In ecumenical liturgical practice, there are normally three readings and one psalm at each Sunday service, in this order:

First Reading: Hebrew Scripture
Response: Psalm (or Canticle) from the Bible
Second Reading: Epistle (or Acts or Revelation)
Third Reading: Gospel

The first two lessons are normally read by laypeople, the Gospel by a Minister of the Word or a layperson. In Roman Catholic, Anglican and liturgical Protestant churches, it is uncommon for an ordained minister to read all of the lessons.

The psalm is not a reading but a congregational response following the lesson from Hebrew Scripture: it is normally sung with a refrain or recited by the congregation as poetry. Occasionally, a canticle is appointed in place of a psalm; it is sung or recited in the same way. The New Century Hymnal provides a complete liturgical psalter with refrains and music.
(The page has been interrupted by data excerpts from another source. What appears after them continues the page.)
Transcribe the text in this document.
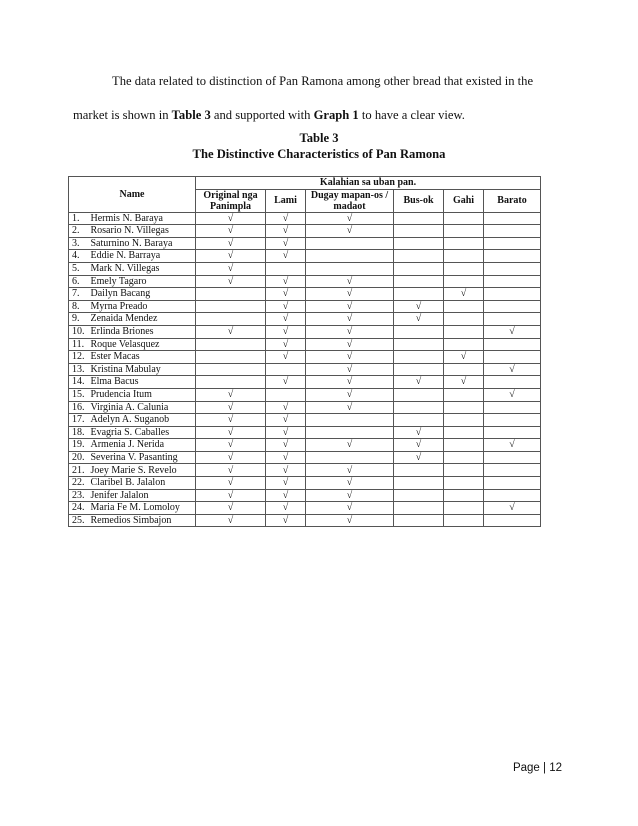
The data related to distinction of Pan Ramona among other bread that existed in the
market is shown in Table 3 and supported with Graph 1 to have a clear view.
Table 3
The Distinctive Characteristics of Pan Ramona
Name		Kalahian sa uban pan.					
		Original nga Panimpla	Lami	Dugay mapan-os / madaot	Bus-ok	Gahi	Barato
1.	Hermis N. Baraya	√	√	√			
2.	Rosario N. Villegas	√	√	√			
3.	Saturnino N. Baraya	√	√				
4.	Eddie N. Barraya	√	√				
5.	Mark N. Villegas	√					
6.	Emely Tagaro	√	√	√			
7.	Dailyn Bacang		√	√		√	
8.	Myrna Preado		√	√	√		
9.	Zenaida Mendez		√	√	√		
10.	Erlinda Briones	√	√	√			√
11.	Roque Velasquez		√	√			
12.	Ester Macas		√	√		√	
13.	Kristina Mabulay			√			√
14.	Elma Bacus		√	√	√	√	
15.	Prudencia Itum	√		√			√
16.	Virginia A. Calunia	√	√	√			
17.	Adelyn A. Suganob	√	√				
18.	Evagria S. Caballes	√	√		√		
19.	Armenia J. Nerida	√	√	√	√		√
20.	Severina V. Pasanting	√	√		√		
21.	Joey Marie S. Revelo	√	√	√			
22.	Claribel B. Jalalon	√	√	√			
23.	Jenifer Jalalon	√	√	√			
24.	Maria Fe M. Lomoloy	√	√	√			√
25.	Remedios Simbajon	√	√	√			
Page | 12
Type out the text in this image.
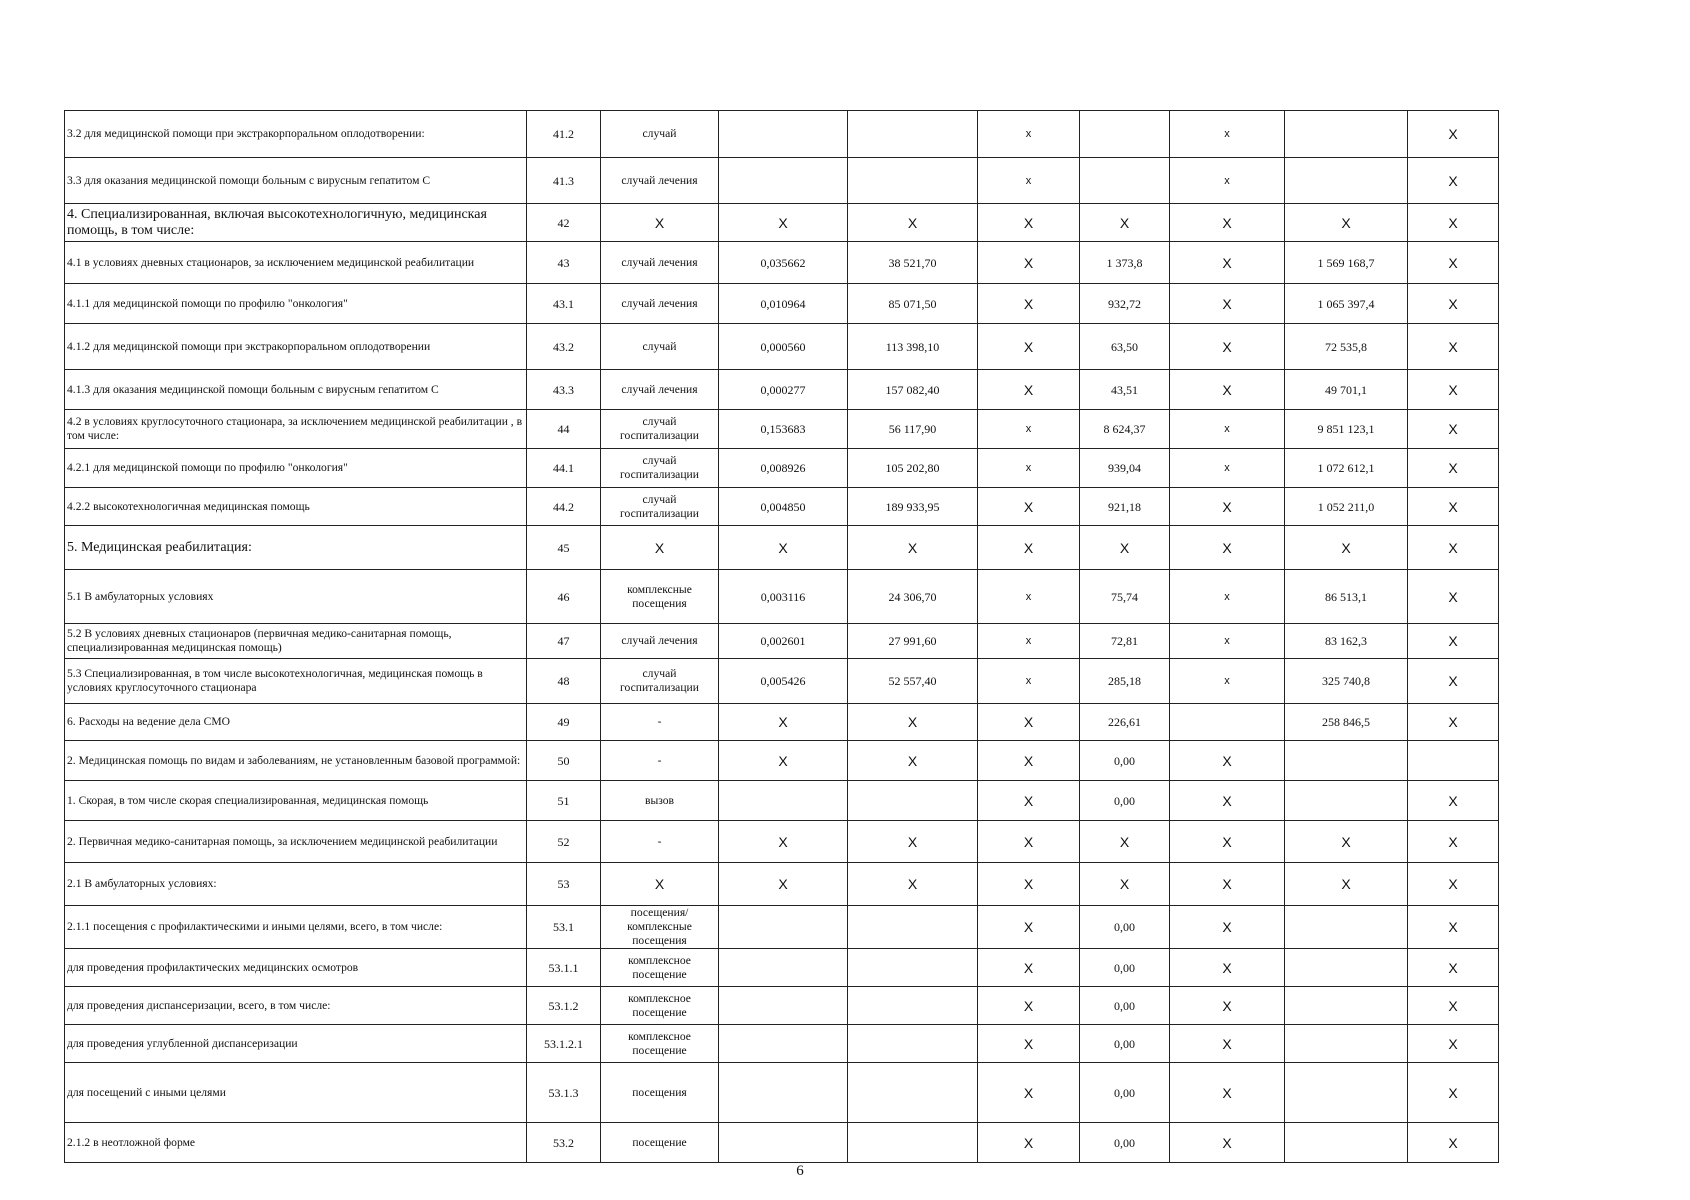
3.2 для медицинской помощи при экстракорпоральном оплодотворении:	41.2	случай			x		x		X
3.3 для оказания медицинской помощи больным с вирусным гепатитом С	41.3	случай лечения			x		x		X
4. Специализированная, включая высокотехнологичную, медицинская помощь, в том числе:	42	X	X	X	X	X	X	X	X
4.1 в условиях дневных стационаров, за исключением медицинской реабилитации	43	случай лечения	0,035662	38 521,70	X	1 373,8	X	1 569 168,7	X
4.1.1 для медицинской помощи по профилю "онкология"	43.1	случай лечения	0,010964	85 071,50	X	932,72	X	1 065 397,4	X
4.1.2 для медицинской помощи при экстракорпоральном оплодотворении	43.2	случай	0,000560	113 398,10	X	63,50	X	72 535,8	X
4.1.3 для оказания медицинской помощи больным с вирусным гепатитом С	43.3	случай лечения	0,000277	157 082,40	X	43,51	X	49 701,1	X
4.2 в условиях круглосуточного стационара, за исключением медицинской реабилитации , в том числе:	44	случай госпитализации	0,153683	56 117,90	x	8 624,37	x	9 851 123,1	X
4.2.1 для медицинской помощи по профилю "онкология"	44.1	случай госпитализации	0,008926	105 202,80	x	939,04	x	1 072 612,1	X
4.2.2 высокотехнологичная медицинская помощь	44.2	случай госпитализации	0,004850	189 933,95	X	921,18	X	1 052 211,0	X
5. Медицинская реабилитация:	45	X	X	X	X	X	X	X	X
5.1 В амбулаторных условиях	46	комплексные посещения	0,003116	24 306,70	x	75,74	x	86 513,1	X
5.2 В условиях дневных стационаров (первичная медико-санитарная помощь, специализированная медицинская помощь)	47	случай лечения	0,002601	27 991,60	x	72,81	x	83 162,3	X
5.3 Специализированная, в том числе высокотехнологичная, медицинская помощь в условиях круглосуточного стационара	48	случай госпитализации	0,005426	52 557,40	x	285,18	x	325 740,8	X
6. Расходы на ведение дела СМО	49	-	X	X	X	226,61		258 846,5	X
2. Медицинская помощь по видам и заболеваниям, не установленным базовой программой:	50	-	X	X	X	0,00	X		
1. Скорая, в том числе скорая специализированная, медицинская помощь	51	вызов			X	0,00	X		X
2. Первичная медико-санитарная помощь, за исключением медицинской реабилитации	52	-	X	X	X	X	X	X	X
2.1 В амбулаторных условиях:	53	X	X	X	X	X	X	X	X
2.1.1 посещения с профилактическими и иными целями, всего, в том числе:	53.1	посещения/комплексные посещения			X	0,00	X		X
для проведения профилактических медицинских осмотров	53.1.1	комплексное посещение			X	0,00	X		X
для проведения диспансеризации, всего, в том числе:	53.1.2	комплексное посещение			X	0,00	X		X
для проведения углубленной диспансеризации	53.1.2.1	комплексное посещение			X	0,00	X		X
для посещений с иными целями	53.1.3	посещения			X	0,00	X		X
2.1.2 в неотложной форме	53.2	посещение			X	0,00	X		X
6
A hymn may be sung as an introduction to the proclamation of the Gospel.

During Ordinary Time (seasons after Epiphany and Pentecost) two alternative sets of OT readings with responsorial psalms are provided. The first option is a semi-continuous reading (Series 1) through a book of Hebrew Scripture; the second is thematically related to the other readings (Series 2). It is suggested that a congregation choose one option and follow it.